Artyom.js is a powerful wrapper library for the WebkitSpeechRecognition API that simplifies its usage. It allows you to create advanced features like voice commands, speech synthesis, and more. We’ll focus on the artyom.newDictation function, which streamlines the recognition process.

How to integrate Artyom into your project?

Html

<!DOCTYPE html>
<html>
  <head>
    <title>Dictation Example</title>
    <script type="text/javascript" src="path/to/artyom.min.js"></script>
  </head>
  <body>
    <input type="button" onclick="startRecognition();" value="Start Recognition" />
    <input type="button" onclick="stopRecognition();" value="Stop Recognition" />
    <script>
      // JavaScript code will go here
    </script>
  </body>
</html>

JavaScript

var settings = {
    continuous: true, // Keep going without interruption (requires HTTPS)
    onResult: function(text) {
        // 'text' contains the recognized speech
        console.log(text);
    },
    onStart: function() {
        console.log("Dictation started by the user");
    },
    onEnd: function() {
        alert("Dictation stopped by the user");
    }
};

var UserDictation = artyom.newDictation(settings);

function startRecognition() {
  UserDictation.start();
}

function stopRecognition() {
  UserDictation.stop();
}

Once the Artyom library is linked to your project, you can easily handle speech recognition. The real magic happens when the onResult callback is triggered, delivering the recognized text.
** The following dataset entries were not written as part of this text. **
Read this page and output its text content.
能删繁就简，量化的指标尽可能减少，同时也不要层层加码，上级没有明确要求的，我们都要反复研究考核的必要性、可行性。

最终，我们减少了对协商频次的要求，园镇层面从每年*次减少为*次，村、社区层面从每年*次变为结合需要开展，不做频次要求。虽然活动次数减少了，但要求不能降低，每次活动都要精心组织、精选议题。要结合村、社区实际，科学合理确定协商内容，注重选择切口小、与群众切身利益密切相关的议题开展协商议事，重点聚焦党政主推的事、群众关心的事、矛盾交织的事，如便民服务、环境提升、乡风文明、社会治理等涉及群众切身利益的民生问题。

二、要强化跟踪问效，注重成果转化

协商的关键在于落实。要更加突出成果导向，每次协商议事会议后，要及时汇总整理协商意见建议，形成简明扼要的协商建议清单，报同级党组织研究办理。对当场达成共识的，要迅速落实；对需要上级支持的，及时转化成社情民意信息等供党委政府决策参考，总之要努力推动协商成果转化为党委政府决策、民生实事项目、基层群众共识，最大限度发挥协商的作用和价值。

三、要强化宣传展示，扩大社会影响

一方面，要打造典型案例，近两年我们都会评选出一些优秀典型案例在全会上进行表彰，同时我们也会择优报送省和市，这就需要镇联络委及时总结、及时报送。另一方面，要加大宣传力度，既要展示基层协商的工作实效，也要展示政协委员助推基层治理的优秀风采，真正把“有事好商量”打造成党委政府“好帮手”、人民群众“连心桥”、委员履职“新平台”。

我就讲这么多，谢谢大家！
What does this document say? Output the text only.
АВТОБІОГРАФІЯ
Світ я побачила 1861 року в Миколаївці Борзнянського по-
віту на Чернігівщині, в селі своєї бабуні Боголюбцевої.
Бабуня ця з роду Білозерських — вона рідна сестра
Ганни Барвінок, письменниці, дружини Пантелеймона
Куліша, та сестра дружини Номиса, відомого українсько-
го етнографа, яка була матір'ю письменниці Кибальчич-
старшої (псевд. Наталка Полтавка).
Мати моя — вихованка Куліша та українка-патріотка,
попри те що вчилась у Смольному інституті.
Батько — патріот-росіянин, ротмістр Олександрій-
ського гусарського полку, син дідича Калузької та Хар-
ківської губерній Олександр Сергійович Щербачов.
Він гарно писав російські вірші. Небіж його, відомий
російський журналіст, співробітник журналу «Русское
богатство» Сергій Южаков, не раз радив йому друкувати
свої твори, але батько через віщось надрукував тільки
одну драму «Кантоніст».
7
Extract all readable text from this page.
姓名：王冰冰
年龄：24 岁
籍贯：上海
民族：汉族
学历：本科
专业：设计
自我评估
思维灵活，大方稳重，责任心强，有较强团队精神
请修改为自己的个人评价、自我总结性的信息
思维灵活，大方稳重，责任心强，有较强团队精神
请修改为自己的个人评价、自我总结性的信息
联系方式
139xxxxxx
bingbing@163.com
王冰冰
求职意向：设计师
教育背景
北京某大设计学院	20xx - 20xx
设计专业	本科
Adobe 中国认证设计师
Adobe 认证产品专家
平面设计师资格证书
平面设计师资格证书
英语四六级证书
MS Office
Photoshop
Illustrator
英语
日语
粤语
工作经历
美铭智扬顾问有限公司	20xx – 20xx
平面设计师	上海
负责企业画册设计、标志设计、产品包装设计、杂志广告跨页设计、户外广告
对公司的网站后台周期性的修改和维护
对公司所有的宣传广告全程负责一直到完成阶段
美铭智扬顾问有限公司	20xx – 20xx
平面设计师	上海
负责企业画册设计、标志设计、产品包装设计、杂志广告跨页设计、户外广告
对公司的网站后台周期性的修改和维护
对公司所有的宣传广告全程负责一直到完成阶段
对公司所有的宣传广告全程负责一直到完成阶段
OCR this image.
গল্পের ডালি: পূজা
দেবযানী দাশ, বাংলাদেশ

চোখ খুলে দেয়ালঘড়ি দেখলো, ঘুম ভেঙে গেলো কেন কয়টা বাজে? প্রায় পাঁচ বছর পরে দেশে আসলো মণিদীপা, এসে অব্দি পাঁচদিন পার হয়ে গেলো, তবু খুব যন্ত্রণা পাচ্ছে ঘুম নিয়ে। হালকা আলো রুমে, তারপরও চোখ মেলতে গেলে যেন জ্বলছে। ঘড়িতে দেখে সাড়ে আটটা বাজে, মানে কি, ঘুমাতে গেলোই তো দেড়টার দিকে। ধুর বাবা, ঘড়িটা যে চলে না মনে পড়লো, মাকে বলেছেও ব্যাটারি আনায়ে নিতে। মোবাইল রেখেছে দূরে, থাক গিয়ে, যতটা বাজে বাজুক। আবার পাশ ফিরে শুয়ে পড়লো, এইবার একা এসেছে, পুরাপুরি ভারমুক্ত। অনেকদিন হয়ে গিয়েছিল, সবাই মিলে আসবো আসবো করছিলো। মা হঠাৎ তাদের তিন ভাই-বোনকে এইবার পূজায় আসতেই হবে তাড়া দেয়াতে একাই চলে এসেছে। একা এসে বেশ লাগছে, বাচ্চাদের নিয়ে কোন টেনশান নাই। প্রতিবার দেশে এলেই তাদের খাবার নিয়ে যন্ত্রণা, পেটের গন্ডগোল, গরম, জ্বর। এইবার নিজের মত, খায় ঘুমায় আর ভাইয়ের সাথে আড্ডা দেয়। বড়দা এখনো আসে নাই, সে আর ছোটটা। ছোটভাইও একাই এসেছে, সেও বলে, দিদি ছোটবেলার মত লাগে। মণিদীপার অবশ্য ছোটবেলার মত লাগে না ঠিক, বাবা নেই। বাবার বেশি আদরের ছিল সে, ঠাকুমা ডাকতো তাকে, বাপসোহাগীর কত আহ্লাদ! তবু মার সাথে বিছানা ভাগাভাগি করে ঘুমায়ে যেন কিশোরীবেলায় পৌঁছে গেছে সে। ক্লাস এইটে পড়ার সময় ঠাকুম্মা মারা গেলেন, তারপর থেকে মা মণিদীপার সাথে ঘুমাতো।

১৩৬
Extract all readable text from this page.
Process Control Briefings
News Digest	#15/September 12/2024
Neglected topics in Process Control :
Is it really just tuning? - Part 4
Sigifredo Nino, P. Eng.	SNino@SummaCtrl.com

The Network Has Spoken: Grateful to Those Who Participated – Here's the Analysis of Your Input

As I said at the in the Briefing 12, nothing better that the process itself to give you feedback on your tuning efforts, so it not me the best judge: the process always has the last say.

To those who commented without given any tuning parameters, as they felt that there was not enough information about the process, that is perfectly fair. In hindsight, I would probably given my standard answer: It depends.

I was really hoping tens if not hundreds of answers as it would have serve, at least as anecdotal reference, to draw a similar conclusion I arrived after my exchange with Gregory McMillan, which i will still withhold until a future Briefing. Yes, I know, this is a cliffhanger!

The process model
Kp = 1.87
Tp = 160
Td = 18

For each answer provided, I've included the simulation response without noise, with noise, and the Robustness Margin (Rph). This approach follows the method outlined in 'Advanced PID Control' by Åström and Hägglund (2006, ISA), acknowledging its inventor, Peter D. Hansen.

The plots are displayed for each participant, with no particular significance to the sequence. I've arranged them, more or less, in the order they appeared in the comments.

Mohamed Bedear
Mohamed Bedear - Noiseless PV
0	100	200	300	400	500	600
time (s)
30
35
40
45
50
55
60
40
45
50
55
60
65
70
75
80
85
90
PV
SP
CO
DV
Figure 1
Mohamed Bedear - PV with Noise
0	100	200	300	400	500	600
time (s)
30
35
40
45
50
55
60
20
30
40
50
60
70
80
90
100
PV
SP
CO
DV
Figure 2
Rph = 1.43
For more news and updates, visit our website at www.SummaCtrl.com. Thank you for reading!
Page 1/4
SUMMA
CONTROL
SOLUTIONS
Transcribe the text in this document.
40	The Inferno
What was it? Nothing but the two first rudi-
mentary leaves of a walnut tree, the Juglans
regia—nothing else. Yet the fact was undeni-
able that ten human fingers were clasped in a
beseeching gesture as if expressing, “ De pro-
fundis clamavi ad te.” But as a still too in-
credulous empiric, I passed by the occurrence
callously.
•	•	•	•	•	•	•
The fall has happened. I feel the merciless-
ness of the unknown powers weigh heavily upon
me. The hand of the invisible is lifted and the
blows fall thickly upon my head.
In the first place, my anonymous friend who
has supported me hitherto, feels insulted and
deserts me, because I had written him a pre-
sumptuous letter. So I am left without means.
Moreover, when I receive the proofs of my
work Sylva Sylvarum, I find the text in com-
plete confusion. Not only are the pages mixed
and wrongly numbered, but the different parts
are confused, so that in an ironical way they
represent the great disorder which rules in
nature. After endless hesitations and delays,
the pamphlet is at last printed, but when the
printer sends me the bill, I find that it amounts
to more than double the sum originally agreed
Although Artyom makes integration easier, it’s recommended for beginners to first experiment with the plain WebkitSpeechRecognition API to gain a deeper understanding of how it works.

The WebkitSpeechRecognition API offers great potential, but it’s unfortunate that it’s currently only supported by Google Chrome. However, you can enhance the code further by detecting the user’s browser to decide when to initialize WebkitSpeechRecognition.